The ice storm was passing and a deep cold was settling in. Like a frog in frozen mud, like a carp in winter, we were living in ice limbo. People were disconnected from their normal lives and the world in general seemed to be receding. The sense of disconnect was strongest for me when I eagerly turned to the national news after our power was restored to find no mention of the disaster for three consecutive days (days 4, 5 and 6). Hearing the news directly through people’s individual stories told me that whole counties were out of power with entire rows of utility poles were knocked down in massive scale. On day seven the national anchor mentioned us again noting that there were still half a million without power.

Our power came back on only a day and a half after we lost it. We tried to offer our guest room to the people crowded into the house across the street. She was overwhelmed with members of her extended family who had sought refuge there but declined our offer saying “You don’t want them over there because they stay up all night.” I offered our hot showers and guest room to several people at worked but no one took me up on it. I confessed my guilt about getting power back so quickly to my co-workers and one said “I pay 2,500 bucks a year in property tax, I don’t feel guilty.” Cold but true.

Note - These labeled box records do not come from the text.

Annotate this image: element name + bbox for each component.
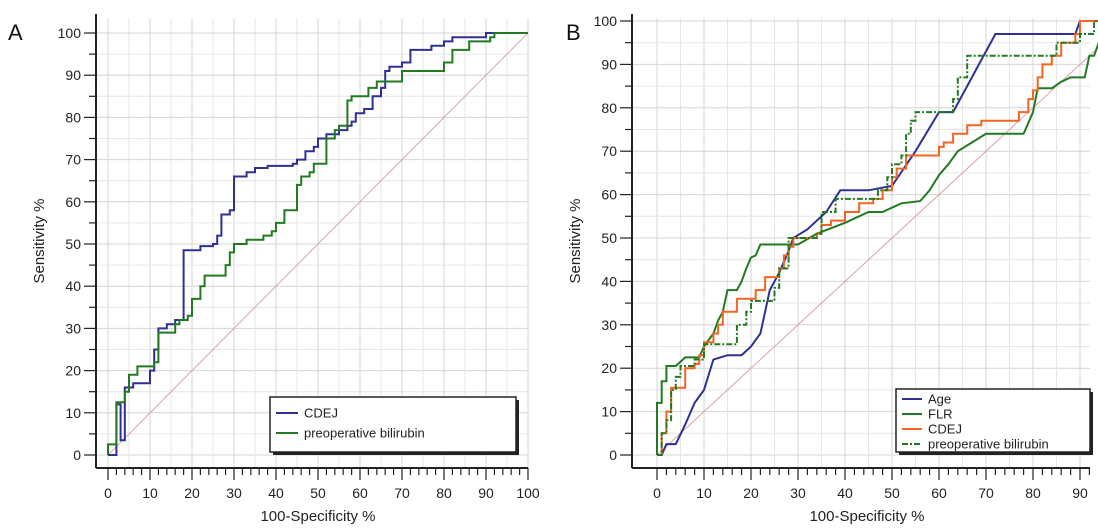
legend-entry: preoperative bilirubin	[304, 426, 425, 441]
x-tick-label: 0	[104, 485, 112, 501]
y-tick-label: 90	[65, 67, 81, 83]
x-tick-label: 20	[743, 485, 759, 501]
legend-entry: CDEJ	[304, 406, 338, 421]
y-tick-label: 50	[601, 230, 617, 246]
x-tick-label: 90	[478, 485, 494, 501]
y-tick-label: 0	[73, 447, 81, 463]
x-tick-label: 60	[352, 485, 368, 501]
y-tick-label: 50	[65, 236, 81, 252]
x-tick-label: 60	[931, 485, 947, 501]
y-tick-label: 20	[65, 363, 81, 379]
reference-diagonal	[107, 32, 529, 456]
x-tick-label: 80	[1025, 485, 1041, 501]
y-tick-label: 100	[594, 13, 618, 29]
y-tick-label: 40	[65, 278, 81, 294]
y-tick-label: 20	[601, 360, 617, 376]
chart-panel-a: A 0 10 20 30 40 50 60 70 80 90 100 0 10 20 30 40 50 60 70 80…	[8, 14, 540, 525]
panel-letter: B	[566, 20, 581, 45]
y-tick-label: 0	[609, 447, 617, 463]
series-line-preoperative-bilirubin	[107, 32, 528, 455]
x-tick-label: 70	[394, 485, 410, 501]
y-tick-label: 60	[65, 194, 81, 210]
series-line-flr	[656, 41, 1098, 455]
x-axis-label: 100-Specificity %	[809, 508, 924, 525]
y-tick-label: 80	[65, 109, 81, 125]
x-tick-label: 10	[142, 485, 158, 501]
x-tick-label: 40	[268, 485, 284, 501]
reference-diagonal	[656, 47, 1098, 456]
y-tick-label: 100	[58, 25, 82, 41]
x-tick-label: 100	[516, 485, 540, 501]
panel-letter: A	[8, 20, 23, 45]
y-tick-label: 40	[601, 273, 617, 289]
y-axis-label: Sensitivity %	[567, 198, 584, 283]
series-line-preoperative-bilirubin	[657, 20, 1098, 456]
y-tick-label: 90	[601, 56, 617, 72]
y-tick-label: 60	[601, 187, 617, 203]
x-axis-label: 100-Specificity %	[260, 508, 375, 525]
x-tick-label: 50	[310, 485, 326, 501]
legend-box	[895, 388, 1091, 453]
x-tick-label: 70	[978, 485, 994, 501]
x-tick-label: 80	[436, 485, 452, 501]
y-tick-label: 70	[65, 152, 81, 168]
y-tick-label: 30	[601, 317, 617, 333]
y-tick-label: 30	[65, 320, 81, 336]
y-tick-label: 10	[601, 404, 617, 420]
y-axis-label: Sensitivity %	[31, 198, 48, 283]
y-tick-label: 80	[601, 100, 617, 116]
legend-entry: Age	[928, 392, 951, 407]
x-tick-label: 0	[653, 485, 661, 501]
x-tick-label: 90	[1072, 485, 1088, 501]
series-line-cdej	[108, 32, 528, 456]
legend-box	[269, 396, 517, 453]
legend-entry: FLR	[928, 407, 953, 422]
x-tick-label: 20	[184, 485, 200, 501]
x-tick-label: 50	[884, 485, 900, 501]
x-tick-label: 30	[226, 485, 242, 501]
chart-panel-b: B 0 10 20 30 40 50 60 70 80 90 100 0 10 20 30 40 50 60 70 80…	[566, 13, 1098, 525]
x-tick-label: 10	[696, 485, 712, 501]
x-tick-label: 40	[837, 485, 853, 501]
legend-entry: CDEJ	[928, 422, 962, 437]
x-tick-label: 30	[790, 485, 806, 501]
legend-entry: preoperative bilirubin	[928, 437, 1049, 452]
y-tick-label: 10	[65, 405, 81, 421]
y-tick-label: 70	[601, 143, 617, 159]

After about a week the temperatures rose and the ice showered out of the shattered trees. The emergency trucks arrived full of heaters, chain saws and generators (still woefully short of vital parts for them however as that four-prong locking plug became the hottest ticket in town). The utility trucks began to arrive from around the country and I began to note the license plates every morning as I drove past dozens of them near Jackson Power; Indiana, Michigan, Minnesota, North Carolina. Good people were in town to help us. I never knew how lovely an electrical utility truck is. Thirty of them lined up with their engines running is absolutely gorgeous. The crisis eased but it would take weeks for some people to get their power back and some still do not have it as I speak (almost three weeks out).

I have a deep affection for trees. They’ve always seemed to represent our greatest aspirations as they reach their limbs toward the sky. Now their role in connecting us to the heavens had taken a beating. As Stefanie and I drove out to a local wildlife area yesterday we saw trees everywhere with their top limbs turned down like shirt collars, or sheared off which exposed a strange pattern of white pith across the woods. The immense quantity of wood on the ground was gradually being formed into piles by the sturdy survivors of this cruel episode of weather. The trees will remain ugly at least until spring softens them a bit with green. We should soon have beautiful sunsets because the piles of wood will be burning into summer.